Un rapport de janvier 2024 par le CESA montre que les décès dus à la violence des militants islamistes ont augmenté de 20 % entre 2022 et 2023. Le Sahel, où les mercenaires russes ont été actifs, a constaté une augmentation de décès de 43 % pendant cette période.
Le nombre de victimes, estimé à 11.643, lié à la violence islamiste militante au Sahel est le plus élevé depuis 2015, selon le rapport.
Le nombre de morts liés aux groupes islamistes militants au Burkina Faso était égal à 67 % de tous les décès du Sahel en 2023, soit plus du double du nombre enregistré en 2022. Pour la troisième année consécutive, le pays était en tête de la région pour la violence extrémiste. Le Mali enregistrait 34 % de la violence islamiste militante dans la région.
Human Rights Watch (HRW) a déclaré en mars 2024 que les mercenaires avaient aidé les soldats maliens à conduire des frappes de drone et des descentes qui avaient tué des civils, y compris des enfants.
Ilaria Allegrozzi, chercheuse principale du Sahel pour HRW, a déclaré : « Le gouvernement militaire de transition du Mali, soutenu par la Russie, non seulement commet des abus horribles, mais il s’efforce d’éliminer tout examen de la situation sur les droits humains. »
Au cours des dix dernières années, les extrémistes islamistes ont tué des centaines de civils, commis des actes de violence sexuelle, utilisé des engins explosifs improvisés et imposé des exigences religieuses strictes aux communautés. Maintenant qu’une mission de maintien de la paix des Nations unies et d’autres forces internationales sont parties, peu de personnes pensent qu’elles peuvent dénoncer les atrocités en toute sécurité.
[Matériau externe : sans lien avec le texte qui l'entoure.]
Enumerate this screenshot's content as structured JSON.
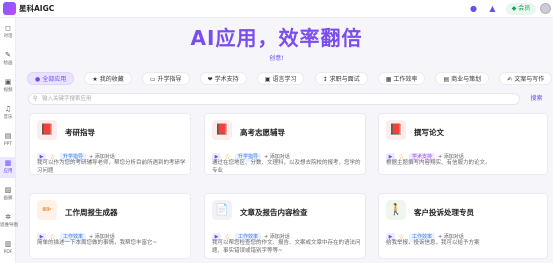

Les résidents signalent une violence brutale commise par les soldats maliens et leurs alliés russes.
Le 23 janvier 2024 dans le village de Nienanpela, les soldats maliens et les mercenaires russes ont exécuté un homme de 75 ans, selon un rapport de HRW. Un habitant de ce village a déclaré : « Quoi que nous choisissions, c’est mauvais ; où que nous allions, nous faisons face à la souffrance. Les djihadistes sont brutaux et ont imposé leur version de l’Islam sur nous, mais les soldats et [les combattants de] Wagner qui sont censés nous protéger, ils ne font que tuer, piller et brûler. »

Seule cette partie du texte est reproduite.